I'm planning on loading that into Python and standing up an IREE version of https://github.com/nod-ai/sharktank/blob/main/sharktank/sharktank/examples/paged_llm_v1.py . Once the real model compiles, I'll substitute it.

stellaraccident commented 3 months ago

Thanks, I'm also able to compile for llvm-cpu with --iree-opt-strip-assertions. edit: specifically with llvm/torch-mlir#3277 too

This upstream patch removes these assertions and implements a more direct lowering (no more switchy stuff): https://github.com/llvm/torch-mlir/pull/3319

ScottTodd commented 3 months ago

Latest attempt:

Compile for Vulkan: D:\dev\projects\iree-build\tools\iree-compile D:\tmp\open_llama_3b_v2_f16_decode_only.mlir --iree-hal-target-backends=vulkan-spirv --iree-vulkan-target-triple=turing-unknown-unknown -o /tmp/open_llama_3b_v2_f16_vulkan_decode_only_17339b.vmfb --iree-hal-executable-debug-level=3

Run on Vulkan: D:\dev\projects\iree-build\tools\iree-run-module --module=D:\tmp\open_llama_3b_v2_f16_vulkan_decode_only_17339b.vmfb --device=vulkan --input=4x1xi64 --input=4xi64 --input=4xi64 --input=4x1xi64 --input=1x2662400xf32 --parameters=model=D:\dev\projects\iree-data\huggingface\open_llama_3b_v2_gguf\open-llama-3b-v2-f16.gguf

Vulkan output:

EXEC @decode_bs4
result[0]: hal.buffer_view
4x1x32000xf32=[[NAN NAN NAN NAN NAN NAN NAN ...

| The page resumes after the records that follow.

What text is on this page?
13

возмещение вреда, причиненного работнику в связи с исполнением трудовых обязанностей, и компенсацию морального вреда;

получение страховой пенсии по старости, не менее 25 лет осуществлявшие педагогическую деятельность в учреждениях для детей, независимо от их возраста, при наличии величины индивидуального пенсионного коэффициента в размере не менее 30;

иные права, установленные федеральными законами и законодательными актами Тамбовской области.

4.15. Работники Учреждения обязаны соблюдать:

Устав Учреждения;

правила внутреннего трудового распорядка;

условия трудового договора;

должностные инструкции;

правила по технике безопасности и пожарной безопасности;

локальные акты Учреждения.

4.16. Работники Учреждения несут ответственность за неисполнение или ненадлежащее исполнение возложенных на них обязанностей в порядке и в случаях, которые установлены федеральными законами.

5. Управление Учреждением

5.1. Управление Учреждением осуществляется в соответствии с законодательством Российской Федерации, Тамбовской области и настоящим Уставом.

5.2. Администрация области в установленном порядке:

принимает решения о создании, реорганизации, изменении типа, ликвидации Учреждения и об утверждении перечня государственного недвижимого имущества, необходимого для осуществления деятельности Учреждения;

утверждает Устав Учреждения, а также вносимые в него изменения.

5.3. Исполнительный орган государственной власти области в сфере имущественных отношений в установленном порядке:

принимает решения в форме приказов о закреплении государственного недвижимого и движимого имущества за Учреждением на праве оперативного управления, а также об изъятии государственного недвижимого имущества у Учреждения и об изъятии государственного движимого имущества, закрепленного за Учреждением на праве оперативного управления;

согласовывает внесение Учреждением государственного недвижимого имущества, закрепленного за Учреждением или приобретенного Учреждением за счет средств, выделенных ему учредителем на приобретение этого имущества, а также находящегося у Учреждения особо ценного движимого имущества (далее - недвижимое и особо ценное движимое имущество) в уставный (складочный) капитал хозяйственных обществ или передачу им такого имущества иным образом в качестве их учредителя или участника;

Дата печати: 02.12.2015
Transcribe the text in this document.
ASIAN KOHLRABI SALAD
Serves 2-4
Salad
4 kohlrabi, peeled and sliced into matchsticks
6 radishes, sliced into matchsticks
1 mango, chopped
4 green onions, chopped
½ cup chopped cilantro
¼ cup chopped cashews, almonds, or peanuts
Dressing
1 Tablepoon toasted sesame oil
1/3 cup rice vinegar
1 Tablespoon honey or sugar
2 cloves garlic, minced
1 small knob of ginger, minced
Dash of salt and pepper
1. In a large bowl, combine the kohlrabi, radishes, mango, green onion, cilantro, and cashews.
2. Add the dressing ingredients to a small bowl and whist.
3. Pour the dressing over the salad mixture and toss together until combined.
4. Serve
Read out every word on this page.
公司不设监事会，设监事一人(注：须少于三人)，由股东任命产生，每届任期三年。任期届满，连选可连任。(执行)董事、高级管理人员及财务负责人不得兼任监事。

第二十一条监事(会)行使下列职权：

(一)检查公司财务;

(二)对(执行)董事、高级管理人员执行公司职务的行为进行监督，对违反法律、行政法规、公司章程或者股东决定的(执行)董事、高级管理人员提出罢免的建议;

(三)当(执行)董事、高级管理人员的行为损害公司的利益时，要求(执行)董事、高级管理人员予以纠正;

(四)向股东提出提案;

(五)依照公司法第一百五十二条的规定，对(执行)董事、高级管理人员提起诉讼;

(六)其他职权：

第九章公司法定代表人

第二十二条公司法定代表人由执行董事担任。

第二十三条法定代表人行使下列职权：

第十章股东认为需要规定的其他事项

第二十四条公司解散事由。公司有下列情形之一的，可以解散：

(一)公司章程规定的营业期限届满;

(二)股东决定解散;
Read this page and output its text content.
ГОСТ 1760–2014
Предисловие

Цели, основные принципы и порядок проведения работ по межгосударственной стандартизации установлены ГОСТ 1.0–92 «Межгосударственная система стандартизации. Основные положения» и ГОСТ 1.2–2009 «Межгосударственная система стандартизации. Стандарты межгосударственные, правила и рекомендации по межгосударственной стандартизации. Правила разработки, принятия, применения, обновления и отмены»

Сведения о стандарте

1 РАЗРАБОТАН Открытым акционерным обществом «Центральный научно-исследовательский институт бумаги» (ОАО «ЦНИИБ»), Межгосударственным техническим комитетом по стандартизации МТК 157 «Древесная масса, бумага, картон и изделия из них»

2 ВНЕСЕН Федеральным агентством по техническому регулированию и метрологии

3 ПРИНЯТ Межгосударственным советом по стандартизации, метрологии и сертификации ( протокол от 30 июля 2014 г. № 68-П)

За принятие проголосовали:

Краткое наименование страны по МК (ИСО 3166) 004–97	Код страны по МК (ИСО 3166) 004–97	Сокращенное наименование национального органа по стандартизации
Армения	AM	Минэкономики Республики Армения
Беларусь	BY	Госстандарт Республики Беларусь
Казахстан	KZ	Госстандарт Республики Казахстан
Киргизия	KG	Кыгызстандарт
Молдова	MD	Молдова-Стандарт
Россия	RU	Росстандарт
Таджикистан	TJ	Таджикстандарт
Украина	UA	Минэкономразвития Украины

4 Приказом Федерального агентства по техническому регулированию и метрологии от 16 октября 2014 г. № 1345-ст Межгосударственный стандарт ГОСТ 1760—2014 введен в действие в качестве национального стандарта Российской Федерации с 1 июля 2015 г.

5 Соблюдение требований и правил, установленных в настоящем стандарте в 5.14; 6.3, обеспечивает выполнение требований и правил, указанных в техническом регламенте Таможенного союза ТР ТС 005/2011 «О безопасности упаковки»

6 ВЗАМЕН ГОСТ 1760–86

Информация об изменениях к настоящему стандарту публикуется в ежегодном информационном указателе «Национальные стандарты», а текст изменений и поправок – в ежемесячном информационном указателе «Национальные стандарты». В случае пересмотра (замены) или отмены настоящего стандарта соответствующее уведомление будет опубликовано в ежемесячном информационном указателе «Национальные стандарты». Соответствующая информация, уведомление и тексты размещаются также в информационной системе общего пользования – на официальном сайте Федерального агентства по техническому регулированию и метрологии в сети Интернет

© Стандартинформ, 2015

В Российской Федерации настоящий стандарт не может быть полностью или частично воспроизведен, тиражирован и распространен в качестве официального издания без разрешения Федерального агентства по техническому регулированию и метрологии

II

Compile for CPU: D:\dev\projects\iree-build\tools\iree-compile D:\tmp\open_llama_3b_v2_f16_decode_only.mlir --iree-hal-target-backends=llvm-cpu -o /tmp/open_llama_3b_v2_f16_llvmcpu_decode_only_17339b.vmfb --iree-hal-executable-debug-level=3

Run on CPU: D:\dev\projects\iree-build\tools\iree-run-module --module=D:\tmp\open_llama_3b_v2_f16_llvmcpu_decode_only_17339b.vmfb --device=local-task --input=4x1xi64 --input=4xi64 --input=4xi64 --input=4x1xi64 --input=1x2662400xf32 --parameters=model=D:\dev\projects\iree-data\huggingface\open_llama_3b_v2_gguf\open-llama-3b-v2-f16.gguf

CPU crashes inside a dispatch (iree_elf_call_i_ppp).

Will trace execution and look at individual dispatches to go deeper.